If this magical message has worked for Trump, why wouldn’t it be equally effective in Kansas with a candidate who, in many ways, is just a mini version of the president? Kobach and Trump share many of the same personality traits, including immense egos and no reluctance to lie.
They are playing to similar audiences with the same anti-immigration rhetoric. They both appeal to the angry, fearful side of their followers. Add that to the massive built-in support from faithful Republicans who will vote the party line, and it is easy to see why a Trump victory portends a Kobach victory.
The foolish are assuming that “sensible” people will see through Trump once his lies become more apparent and more outrageous, and the loyalty to him will be lessened as his associates are found guilty of felonies.
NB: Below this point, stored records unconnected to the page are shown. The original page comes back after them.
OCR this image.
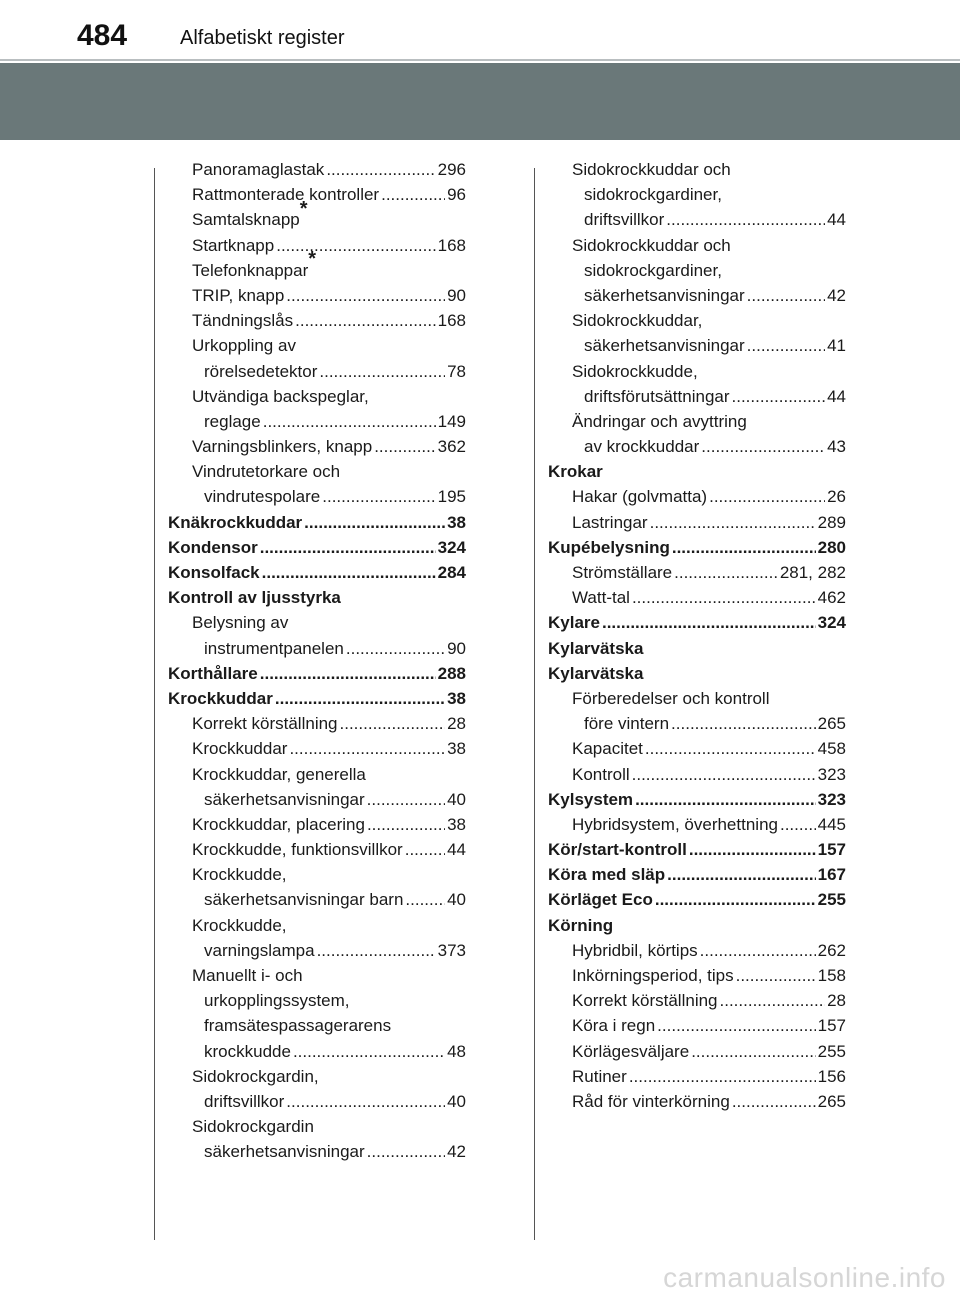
484	Alfabetiskt register
Panoramaglastak .....	296
Rattmonterade kontroller .....	96
Samtalsknapp*
Startknapp .....	168
Telefonknappar*
TRIP, knapp .....	90
Tändningslås .....	168
Urkoppling av
rörelsedetektor .....	78
Utvändiga backspeglar,
reglage .....	149
Varningsblinkers, knapp .....	362
Vindrutetorkare och
vindrutespolare .....	195
Knäkrockkuddar .....	38
Kondensor .....	324
Konsolfack .....	284
Kontroll av ljusstyrka
Belysning av
instrumentpanelen .....	90
Korthållare .....	288
Krockkuddar .....	38
Korrekt körställning .....	28
Krockkuddar .....	38
Krockkuddar, generella
säkerhetsanvisningar .....	40
Krockkuddar, placering .....	38
Krockkudde, funktionsvillkor .....	44
Krockkudde,
säkerhetsanvisningar barn .....	40
Krockkudde,
varningslampa .....	373
Manuellt i- och
urkopplingssystem,
framsätespassagerarens
krockkudde .....	48
Sidokrockgardin,
driftsvillkor .....	40
Sidokrockgardin
säkerhetsanvisningar .....	42
Sidokrockkuddar och
sidokrockgardiner,
driftsvillkor .....	44
Sidokrockkuddar och
sidokrockgardiner,
säkerhetsanvisningar .....	42
Sidokrockkuddar,
säkerhetsanvisningar .....	41
Sidokrockkudde,
driftsförutsättningar .....	44
Ändringar och avyttring
av krockkuddar .....	43
Krokar
Hakar (golvmatta) .....	26
Lastringar .....	289
Kupébelysning .....	280
Strömställare .....	281, 282
Watt-tal .....	462
Kylare .....	324
Kylarvätska
Kylarvätska
Förberedelser och kontroll
före vintern .....	265
Kapacitet .....	458
Kontroll .....	323
Kylsystem .....	323
Hybridsystem, överhettning ..... 445
Kör/start-kontroll .....	157
Köra med släp .....	167
Körläget Eco .....	255
Körning
Hybridbil, körtips .....	262
Inkörningsperiod, tips .....	158
Korrekt körställning .....	28
Köra i regn .....	157
Körlägesväljare .....	255
Rutiner .....	156
Råd för vinterkörning .....	265
carmanualsonline.info
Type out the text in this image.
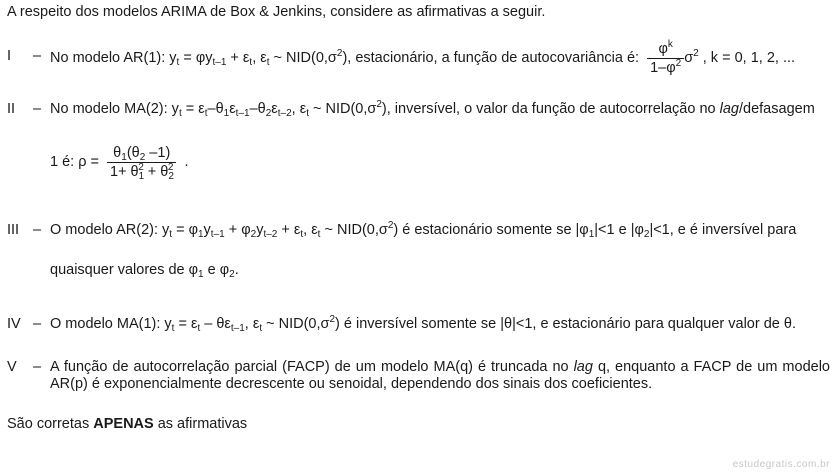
A respeito dos modelos ARIMA de Box & Jenkins, considere as afirmativas a seguir.
I – No modelo AR(1): $y_t = \varphi y_{t-1} + \varepsilon_t$, $\varepsilon_t$ ~ $NID(0,\sigma^2)$, estacionário, a função de autocovariância é: $\frac{\varphi^k}{1-\varphi^2} \sigma^2$ , k = 0, 1, 2, ...
II – No modelo MA(2): $y_t = \varepsilon_t-\theta_1\varepsilon_{t-1}-\theta_2\varepsilon_{t-2}$, $\varepsilon_t$ ~ $NID(0,\sigma^2)$, inversível, o valor da função de autocorrelação no lag/defasagem
1 é: $\rho = \frac{\theta_1(\theta_2 -1)}{1+ \theta_1^2 + \theta_2^2}$ .
III – O modelo AR(2): $y_t = \varphi_1y_{t-1} + \varphi_2y_{t-2} + \varepsilon_t$, $\varepsilon_t$ ~ $NID(0,\sigma^2)$ é estacionário somente se $|\varphi_1|<1$ e $|\varphi_2|<1$, e é inversível para
quaisquer valores de $\varphi_1$ e $\varphi_2$.
IV – O modelo MA(1): $y_t = \varepsilon_t - \theta\varepsilon_{t-1}$, $\varepsilon_t$ ~ $NID(0,\sigma^2)$ é inversível somente se |θ|<1, e estacionário para qualquer valor de θ.
V – A função de autocorrelação parcial (FACP) de um modelo MA(q) é truncada no lag q, enquanto a FACP de um modelo AR(p) é exponencialmente decrescente ou senoidal, dependendo dos sinais dos coeficientes.
São corretas APENAS as afirmativas
estudegratis.com.br
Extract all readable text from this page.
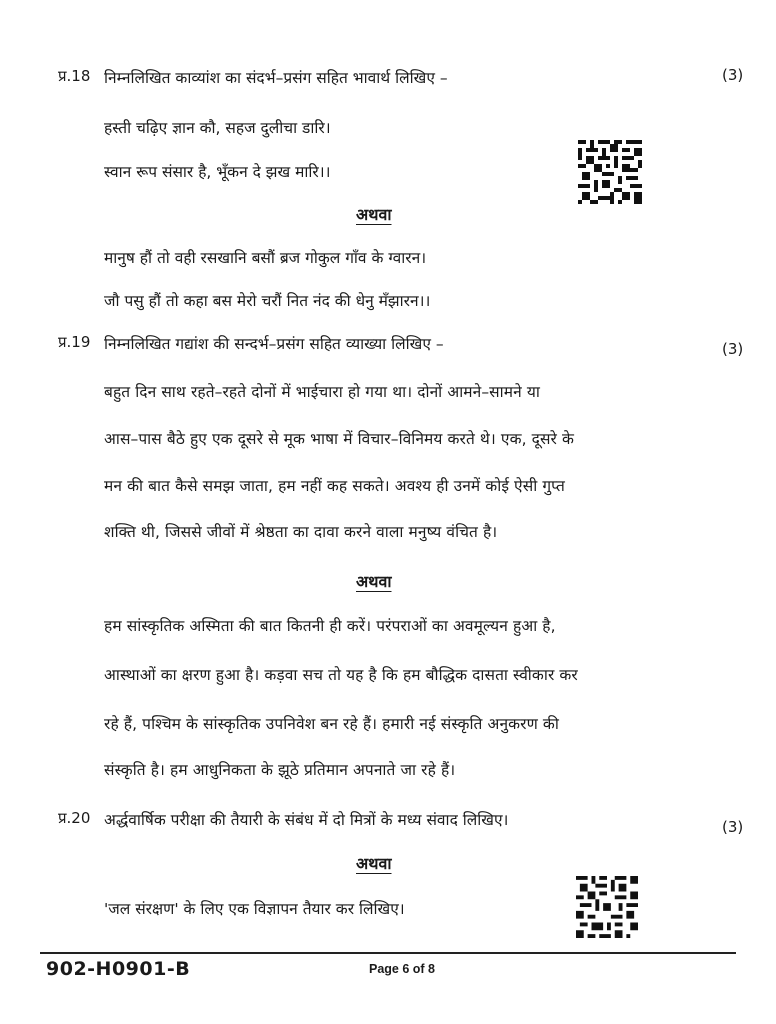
प्र.18 निम्नलिखित काव्यांश का संदर्भ–प्रसंग सहित भावार्थ लिखिए –	(3)
हस्ती चढ़िए ज्ञान कौ, सहज दुलीचा डारि।
स्वान रूप संसार है, भूँकन दे झख मारि।।
अथवा
मानुष हौं तो वही रसखानि बसौं ब्रज गोकुल गाँव के ग्वारन।
जौ पसु हौं तो कहा बस मेरो चरौं नित नंद की धेनु मँझारन।।
प्र.19 निम्नलिखित गद्यांश की सन्दर्भ–प्रसंग सहित व्याख्या लिखिए –	(3)
बहुत दिन साथ रहते–रहते दोनों में भाईचारा हो गया था। दोनों आमने–सामने या
आस–पास बैठे हुए एक दूसरे से मूक भाषा में विचार–विनिमय करते थे। एक, दूसरे के
मन की बात कैसे समझ जाता, हम नहीं कह सकते। अवश्य ही उनमें कोई ऐसी गुप्त
शक्ति थी, जिससे जीवों में श्रेष्ठता का दावा करने वाला मनुष्य वंचित है।
अथवा
हम सांस्कृतिक अस्मिता की बात कितनी ही करें। परंपराओं का अवमूल्यन हुआ है,
आस्थाओं का क्षरण हुआ है। कड़वा सच तो यह है कि हम बौद्धिक दासता स्वीकार कर
रहे हैं, पश्चिम के सांस्कृतिक उपनिवेश बन रहे हैं। हमारी नई संस्कृति अनुकरण की
संस्कृति है। हम आधुनिकता के झूठे प्रतिमान अपनाते जा रहे हैं।
प्र.20 अर्द्धवार्षिक परीक्षा की तैयारी के संबंध में दो मित्रों के मध्य संवाद लिखिए।	(3)
अथवा
'जल संरक्षण' के लिए एक विज्ञापन तैयार कर लिखिए।
902-H0901-B	Page 6 of 8
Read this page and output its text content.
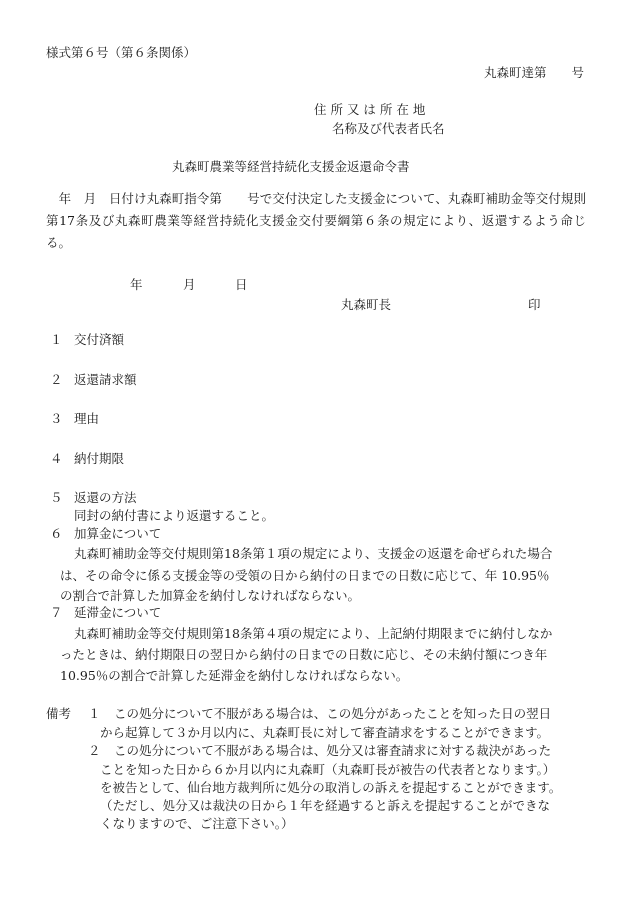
様式第６号（第６条関係）
丸森町達第　　号
住 所 又 は 所 在 地
名称及び代表者氏名
丸森町農業等経営持続化支援金返還命令書
　年　月　日付け丸森町指令第　　号で交付決定した支援金について、丸森町補助金等交付規則第17条及び丸森町農業等経営持続化支援金交付要綱第６条の規定により、返還するよう命じる。
年	月	日
丸森町長	印
１ 交付済額
２ 返還請求額
３ 理由
４ 納付期限
５ 返還の方法
同封の納付書により返還すること。
６ 加算金について
丸森町補助金等交付規則第18条第１項の規定により、支援金の返還を命ぜられた場合
は、その命令に係る支援金等の受領の日から納付の日までの日数に応じて、年 10.95％
の割合で計算した加算金を納付しなければならない。
７ 延滞金について
丸森町補助金等交付規則第18条第４項の規定により、上記納付期限までに納付しなか
ったときは、納付期限日の翌日から納付の日までの日数に応じ、その未納付額につき年
10.95％の割合で計算した延滞金を納付しなければならない。
備考 １ この処分について不服がある場合は、この処分があったことを知った日の翌日
から起算して３か月以内に、丸森町長に対して審査請求をすることができます。
２ この処分について不服がある場合は、処分又は審査請求に対する裁決があった
ことを知った日から６か月以内に丸森町（丸森町長が被告の代表者となります。）
を被告として、仙台地方裁判所に処分の取消しの訴えを提起することができます。
（ただし、処分又は裁決の日から１年を経過すると訴えを提起することができな
くなりますので、ご注意下さい。）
Kobach’s following is just as impenetrable. No matter how many lies he tells or how many court battles he loses or how ludicrous his claims of widespread voter fraud become, there is no reason to believe that Kobach’s allies are not also Trump allies, and that Kobach, too, will hold on to his base, including nearly all Republicans. Those who are deluding themselves into believing that throngs of Republicans will abandon Kobach are the same people who cannot imagine how Trump, with all his erratic behavior, can possibly keep the vast majority of Republicans in his camp.
The idea that independent Greg Orman is going to capture chunks of disgruntled Kobach Republicans is a fairy tale. Ditto for Democrat Laura Kelly. Despite all the howling about how awful Kobach is, even from Republicans, there is no reason to doubt that at least eight out of 10 Republicans will approve of Kobach, too. And many within the other 20 percent will stick with him, just because he is a Republican, whether they approve of him or not.
Republicans make up about 40 percent of the electorate, both nationally and in Kansas. If the non-Republicans fragment themselves into two camps, it is virtually impossible to beat Kobach. Granted, Kobach’s overall popularity with Kansans of all political stripes is very low, according to statewide polls. But that does not necessarily translate into Republicans abandoning their nominee.
A Republican mutiny over Kobach is as preposterous as it ever was with Trump. And Kobach will have an advantage that Trump never had — the gift of a competitive three-way race.